Route information
- Length: 129 mi (208 km)
- History: Completion in 2019

Major junctions
- North end: Kagitumba
- Kayonza
- South end: Rusumo

Location
- Country: Rwanda

Highway system
- Transport in Rwanda;

= Kagitumba–Kayonza–Rusumo Road =

Road in Rwanda

The Kagitumba–Kayonza–Rusumo Road is a road in the Eastern Province of Rwanda, connecting the urban centers of Kagitumba, at the border with Uganda to Kayonza, the district headquarters of Kayonza District and to Rusumo, at the border wirth Tanzania. The road connects the Northern Corridor in Uganda to the Central Corridor in Tanzania.

==Location==
The road starts at Kagitumba at the international border with Uganda.

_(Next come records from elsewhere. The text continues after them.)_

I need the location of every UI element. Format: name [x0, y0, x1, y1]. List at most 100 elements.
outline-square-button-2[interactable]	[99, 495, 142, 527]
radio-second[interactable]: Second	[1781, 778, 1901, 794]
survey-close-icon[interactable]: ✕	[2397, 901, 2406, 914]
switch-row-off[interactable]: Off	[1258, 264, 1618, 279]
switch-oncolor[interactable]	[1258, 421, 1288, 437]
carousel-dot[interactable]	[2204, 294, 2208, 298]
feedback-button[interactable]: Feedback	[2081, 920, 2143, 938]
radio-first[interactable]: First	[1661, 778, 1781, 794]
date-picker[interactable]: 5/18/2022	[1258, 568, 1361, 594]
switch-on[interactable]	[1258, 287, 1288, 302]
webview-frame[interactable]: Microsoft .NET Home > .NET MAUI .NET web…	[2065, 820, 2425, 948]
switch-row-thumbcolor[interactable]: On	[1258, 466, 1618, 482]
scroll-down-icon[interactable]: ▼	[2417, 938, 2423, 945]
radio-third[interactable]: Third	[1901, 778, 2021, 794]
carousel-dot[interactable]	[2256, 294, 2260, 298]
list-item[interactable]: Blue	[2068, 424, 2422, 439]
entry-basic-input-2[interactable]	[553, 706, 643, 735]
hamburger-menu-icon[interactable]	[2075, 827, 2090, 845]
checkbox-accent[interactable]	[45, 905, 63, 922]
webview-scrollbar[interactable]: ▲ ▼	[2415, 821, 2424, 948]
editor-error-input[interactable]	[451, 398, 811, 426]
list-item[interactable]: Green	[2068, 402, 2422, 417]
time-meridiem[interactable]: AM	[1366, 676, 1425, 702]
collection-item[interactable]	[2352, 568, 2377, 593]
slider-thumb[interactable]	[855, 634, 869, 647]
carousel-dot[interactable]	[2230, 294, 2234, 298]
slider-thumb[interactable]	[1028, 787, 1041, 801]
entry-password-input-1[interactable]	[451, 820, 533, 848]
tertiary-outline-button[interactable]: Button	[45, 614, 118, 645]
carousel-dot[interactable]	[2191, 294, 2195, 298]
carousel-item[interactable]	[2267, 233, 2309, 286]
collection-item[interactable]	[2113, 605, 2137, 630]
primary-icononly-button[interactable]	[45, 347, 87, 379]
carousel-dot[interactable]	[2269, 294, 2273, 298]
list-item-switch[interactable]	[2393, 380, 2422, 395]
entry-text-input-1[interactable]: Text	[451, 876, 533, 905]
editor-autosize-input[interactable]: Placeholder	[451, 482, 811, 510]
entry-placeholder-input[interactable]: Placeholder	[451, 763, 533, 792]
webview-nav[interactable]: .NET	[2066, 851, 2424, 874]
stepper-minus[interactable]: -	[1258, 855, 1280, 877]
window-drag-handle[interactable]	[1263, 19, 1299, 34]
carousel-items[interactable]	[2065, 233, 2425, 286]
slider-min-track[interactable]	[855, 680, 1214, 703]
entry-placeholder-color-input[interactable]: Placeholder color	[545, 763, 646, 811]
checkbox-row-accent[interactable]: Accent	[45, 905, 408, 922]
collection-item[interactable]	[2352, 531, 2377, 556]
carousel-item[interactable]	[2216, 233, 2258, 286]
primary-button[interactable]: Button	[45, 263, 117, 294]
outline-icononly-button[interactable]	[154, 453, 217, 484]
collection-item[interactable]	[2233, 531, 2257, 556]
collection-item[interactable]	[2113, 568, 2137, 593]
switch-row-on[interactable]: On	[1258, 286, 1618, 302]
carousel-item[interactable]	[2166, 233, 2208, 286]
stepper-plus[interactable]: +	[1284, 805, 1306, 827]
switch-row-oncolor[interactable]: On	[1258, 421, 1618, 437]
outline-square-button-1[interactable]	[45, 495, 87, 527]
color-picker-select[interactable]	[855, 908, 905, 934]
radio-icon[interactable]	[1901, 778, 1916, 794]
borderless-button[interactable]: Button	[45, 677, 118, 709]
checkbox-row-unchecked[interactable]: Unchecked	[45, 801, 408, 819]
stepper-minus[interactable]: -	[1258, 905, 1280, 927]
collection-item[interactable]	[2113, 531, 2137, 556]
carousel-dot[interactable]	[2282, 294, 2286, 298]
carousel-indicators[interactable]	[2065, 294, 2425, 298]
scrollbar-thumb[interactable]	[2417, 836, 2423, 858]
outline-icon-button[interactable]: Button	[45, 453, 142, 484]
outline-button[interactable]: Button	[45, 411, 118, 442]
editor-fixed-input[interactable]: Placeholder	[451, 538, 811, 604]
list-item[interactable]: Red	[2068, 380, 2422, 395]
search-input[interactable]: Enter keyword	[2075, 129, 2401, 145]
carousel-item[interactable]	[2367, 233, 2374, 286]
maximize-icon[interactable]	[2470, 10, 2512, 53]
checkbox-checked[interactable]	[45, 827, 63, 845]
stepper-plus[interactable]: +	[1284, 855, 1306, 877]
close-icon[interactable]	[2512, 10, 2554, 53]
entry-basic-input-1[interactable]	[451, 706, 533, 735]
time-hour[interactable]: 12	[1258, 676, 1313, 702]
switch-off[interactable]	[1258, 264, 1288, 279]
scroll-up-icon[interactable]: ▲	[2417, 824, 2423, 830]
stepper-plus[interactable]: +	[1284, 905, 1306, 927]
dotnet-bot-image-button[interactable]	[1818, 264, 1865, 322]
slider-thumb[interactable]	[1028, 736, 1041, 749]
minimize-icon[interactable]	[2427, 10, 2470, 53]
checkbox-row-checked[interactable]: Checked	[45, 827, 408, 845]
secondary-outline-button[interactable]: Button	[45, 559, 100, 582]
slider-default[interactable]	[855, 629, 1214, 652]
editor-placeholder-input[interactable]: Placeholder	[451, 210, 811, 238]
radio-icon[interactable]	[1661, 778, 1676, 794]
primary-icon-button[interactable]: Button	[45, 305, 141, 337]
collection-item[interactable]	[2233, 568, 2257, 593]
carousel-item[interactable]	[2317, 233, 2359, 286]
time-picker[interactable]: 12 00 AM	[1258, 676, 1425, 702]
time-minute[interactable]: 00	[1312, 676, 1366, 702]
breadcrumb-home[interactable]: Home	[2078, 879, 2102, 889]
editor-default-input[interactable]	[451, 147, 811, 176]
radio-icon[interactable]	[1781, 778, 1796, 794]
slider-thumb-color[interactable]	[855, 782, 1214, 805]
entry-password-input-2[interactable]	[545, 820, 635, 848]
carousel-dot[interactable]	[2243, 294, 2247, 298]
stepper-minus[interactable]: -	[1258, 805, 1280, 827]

It follows a general southerly direction, through Kayonza, to end in Rusumo, at the international border with Tanzania, a total distance of 208 km. The town of Kayonza is an approximate midpoint on the road, located 123 km south of Kagitumba and 85 km north of Rusumo.

==Overview==
Prior to 2018 this transport corridor, which lies entirely within Rwanda, was gravel-surfaced in varying stages of disrepair. Using funds provided by the government of Rwanda, together with loans and donations from development partners, the road was widened and improved to class II bitumen standard, with shoulders, drainage channels and culverts.

==Upgrading to bitumen==
In 2018, the upgrade of the road to grade II bitumen standard, with culverts, shoulders and drainage channels began. By the end of 2018, an estimated 75 percent of the work was complete, with total completion expected during the fourth quarter of 2019. At that time, the cost of improvements was quoted as €187,210,000 (approx. US$212,000,000).

==Funding==
The road widening and rehabilitation benefitted from funding by the following entities (a) Government of Rwanda (b) African Development Bank (c) European Union Africa Infrastructure Fund and (d) Japan International Cooperation Agency.